Avec la hausse annoncée des droits de douane, les banques centrales pourraient, comme en 2022 suite à la flambée des prix de l’énergie, devoir arbitrer entre l’objectif de stabilité des prix et celui de la croissance. Néanmoins, l’impact inflationniste de la guerre commerciale déclenchée par les États-Unis se reflèterait surtout dans la dynamique des prix outre-Atlantique avec une inflation moyenne en hausse : 2,8 et 2,9 % en 2025 et 2026 contre 2,5 % en 2024. Bien que supérieure à la cible de la Réserve fédérale, l’inflation serait plus modérée que celle observée entre 2021 et 2023. Parallèlement, la croissance marquerait un peu le pas et le taux de chômage passerait de 4,2 % fin 2024 à 4,7 % fin 2026. Dans ces conditions, la Réserve fédérale mettrait un terme à son cycle de baisse des taux au moins jusqu’à la fin du mandat de Jerome Powell, en mai 2026. L’orientation de la politique monétaire américaine, et probablement l’indépendance de facto de la Réserve fédérale, dépendra ensuite du successeur que désignera Donald Trump. Dans la zone euro, l’inflation moyenne se stabiliserait autour de la cible de la BCE qui poursuivra la baisse des taux pour soutenir l’activité. Nous prévoyons deux baisses supplémentaires puis un statu quo en 2026. Outre-Manche, la BoE suivrait un rythme de baisse similaire à celui mis en œuvre dans la zone euro. Au Japon, la BoJ augmenterait de nouveau son taux directeur à deux reprises : une fois en 2025 et une autre en 2026, où il atteindrait 1 %.
Étant donné les délais de transmission de la politique monétaire, le changement d’orientation opéré par les banques centrales permettrait de soutenir la croissance en 2025 et plus encore en 2026. Même sous l’hypothèse de stabilité des taux – comme nous l’anticipons pour les États-Unis – l’arrêt du cycle de hausses se traduira par un soutien à la croissance1.
1 L’évaluation des effets de la politique monétaire pour les Etats-Unis est calée sur les résultats de la variante du modèle FRB-US qui suggère qu’une hausse de taux se traduit par un effet négatif sur l’écart de croissance qui atteint un pic les deuxième et troisième année qui s’estompe ensuite les deux années suivantes. Implicitement, un choc transitoire de politique monétaire n’a pas d’effet permanent sur l’activité. Par conséquent, la croissance est réduite les trois premières années mais augmentée ensuite.
2 Entre octobre 2023 et février 2025, le taux long dans la zone euro et aux États-Unis a baissé de 0,3 et 0,4 point respectivement alors qu’ils avaient augmenté de 3,3 et 3,2 points entre août 2021 et octobre 2023.

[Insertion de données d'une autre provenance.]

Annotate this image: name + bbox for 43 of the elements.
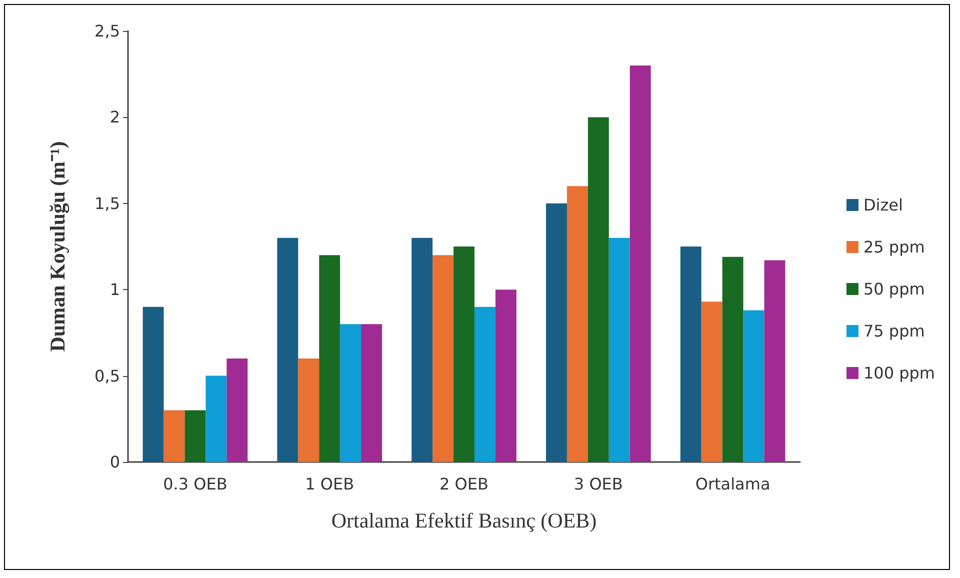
x-axis-title: Ortalama Efektif Basınç (OEB)	[331, 508, 597, 532]
bar	[412, 238, 433, 462]
x-tick-label: 2 OEB	[440, 474, 488, 494]
bar	[142, 306, 164, 462]
legend-label: Dizel	[863, 196, 903, 214]
bar	[495, 290, 516, 462]
x-tick-label: 3 OEB	[574, 474, 623, 494]
legend-label: 100 ppm	[863, 364, 936, 382]
bar	[680, 246, 702, 462]
y-tick-label: 0,5	[94, 366, 120, 386]
bar	[764, 260, 786, 462]
bar	[701, 302, 722, 462]
y-tick-label: 1,5	[94, 194, 120, 213]
legend-label: 75 ppm	[863, 322, 925, 340]
y-tick-label: 0	[110, 452, 120, 472]
bar	[184, 410, 206, 462]
bar	[319, 255, 340, 462]
bar	[474, 306, 496, 462]
x-tick-label: Ortalama	[695, 474, 770, 494]
y-tick-label: 2,5	[94, 22, 120, 40]
bar	[743, 310, 764, 462]
bar	[566, 186, 588, 462]
bar	[546, 203, 567, 462]
bar	[454, 246, 474, 462]
bar	[298, 358, 320, 462]
bar	[164, 410, 185, 462]
bar	[432, 255, 454, 462]
legend-label: 25 ppm	[863, 238, 925, 256]
x-tick-label: 1 OEB	[305, 474, 354, 494]
bar	[630, 65, 651, 462]
bar	[361, 324, 382, 462]
bar	[206, 376, 227, 462]
y-axis-title: Duman Koyuluğu (m⁻¹)	[46, 141, 70, 352]
legend-label: 50 ppm	[863, 280, 925, 298]
bar	[226, 358, 248, 462]
y-tick-label: 1	[110, 280, 120, 300]
bar	[722, 256, 744, 462]
x-tick-label: 0.3 OEB	[163, 474, 228, 494]
bar	[608, 238, 630, 462]
y-tick-label: 2	[110, 108, 120, 127]
bar	[277, 238, 298, 462]
bar	[340, 324, 362, 462]
bar	[588, 117, 609, 462]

Au-delà des décisions des banques centrales, l’efficacité de la politique monétaire dépend en grande partie de la transmission des variations de taux courts aux taux de plus long terme, publics et privés. Or, la baisse des taux longs observée depuis la fin de l’année 2023 est de moindre ampleur que la hausse observée à partir de 2021 et qui avait précédé le resserrement des politiques monétaires2. La période récente se caractérise même par une remontée des taux souverains, de l’ordre de 0,3 point dans les principaux pays de la zone euro au cours du mois de mars. Aux États-Unis, la hausse – de plus de 1 point – fut observée pendant la campagne présidentielle puis après la victoire de Donald Trump.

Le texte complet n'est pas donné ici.